With EDT under its belt, Alkermes will have revenues in excess of $450 million annually from 25 products, including treatments for bipolar disorder and schizophrenia, and adjusted core profit of $80 million.
On a pro forma basis, Alkermes expects revenue to grow next year. In fiscal year 2013 and beyond, growth would be on a double digit basis. On a proforma basis, adjusted core profit of between $70 and $90 million is expected for fiscal year 2012.
Profit margins are expected to grow to between 30 and 35 percent in fiscal 2013 and beyond from 15 to 20 percent in 2012.
“We have five drugs that are going to be driving growth.
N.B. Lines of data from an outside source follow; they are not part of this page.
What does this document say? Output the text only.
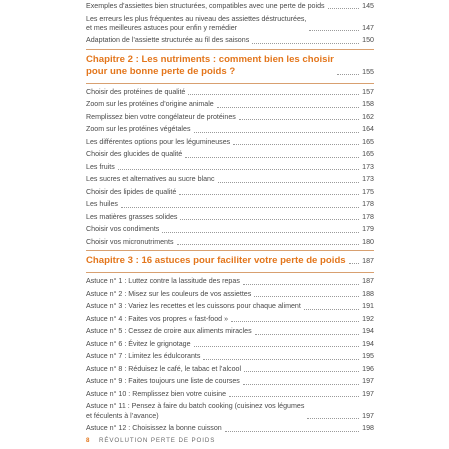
Exemples d’assiettes bien structurées, compatibles avec une perte de poids	145
Les erreurs les plus fréquentes au niveau des assiettes déstructurées,
et mes meilleures astuces pour enfin y remédier	147
Adaptation de l’assiette structurée au fil des saisons	150
Chapitre 2 : Les nutriments : comment bien les choisir
pour une bonne perte de poids ?	155
Choisir des protéines de qualité	157
Zoom sur les protéines d’origine animale	158
Remplissez bien votre congélateur de protéines	162
Zoom sur les protéines végétales	164
Les différentes options pour les légumineuses	165
Choisir des glucides de qualité	165
Les fruits	173
Les sucres et alternatives au sucre blanc	173
Choisir des lipides de qualité	175
Les huiles	178
Les matières grasses solides	178
Choisir vos condiments	179
Choisir vos micronutriments	180
Chapitre 3 : 16 astuces pour faciliter votre perte de poids 187
Astuce n° 1 : Luttez contre la lassitude des repas	187
Astuce n° 2 : Misez sur les couleurs de vos assiettes	188
Astuce n° 3 : Variez les recettes et les cuissons pour chaque aliment	191
Astuce n° 4 : Faites vos propres « fast-food »	192
Astuce n° 5 : Cessez de croire aux aliments miracles	194
Astuce n° 6 : Évitez le grignotage	194
Astuce n° 7 : Limitez les édulcorants	195
Astuce n° 8 : Réduisez le café, le tabac et l’alcool	196
Astuce n° 9 : Faites toujours une liste de courses	197
Astuce n° 10 : Remplissez bien votre cuisine	197
Astuce n° 11 : Pensez à faire du batch cooking (cuisinez vos légumes
et féculents à l’avance)	197
Astuce n° 12 : Choisissez la bonne cuisson	198
8 RÉVOLUTION PERTE DE POIDS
Most biotechnology companies are characterised by one or at most two,” said Richard Pops, chief executive of Alkermes.
As part of the deal, Alkermes will move its headquarters to Dublin and Pops said the group would consider a stock market listing in Dublin to add to its main listing on Nasdaq.
Mired in a deep financial crisis, Ireland’s main stock market hasn’t had a fresh blood since 2007, when its property bubble was at its height.
Elan’s finance director Shane Cook, currently head of EDT, will join Alkermes as president. Nigel Clerkin, a senior vice-president in Elan’s finance department, will replace Cook.
Both Elan, which employs around 100 people at its Dublin HQ, and Alkermes, which will have around 450 Irish employees, said they would be looking to increase staff numbers in Ireland. They declined to quantify the increase.
Alkermes has obtained loans from Morgan Stanley and HSBC to fund the deal, which is expected to close during the third quarter of this year subject to shareholder approval.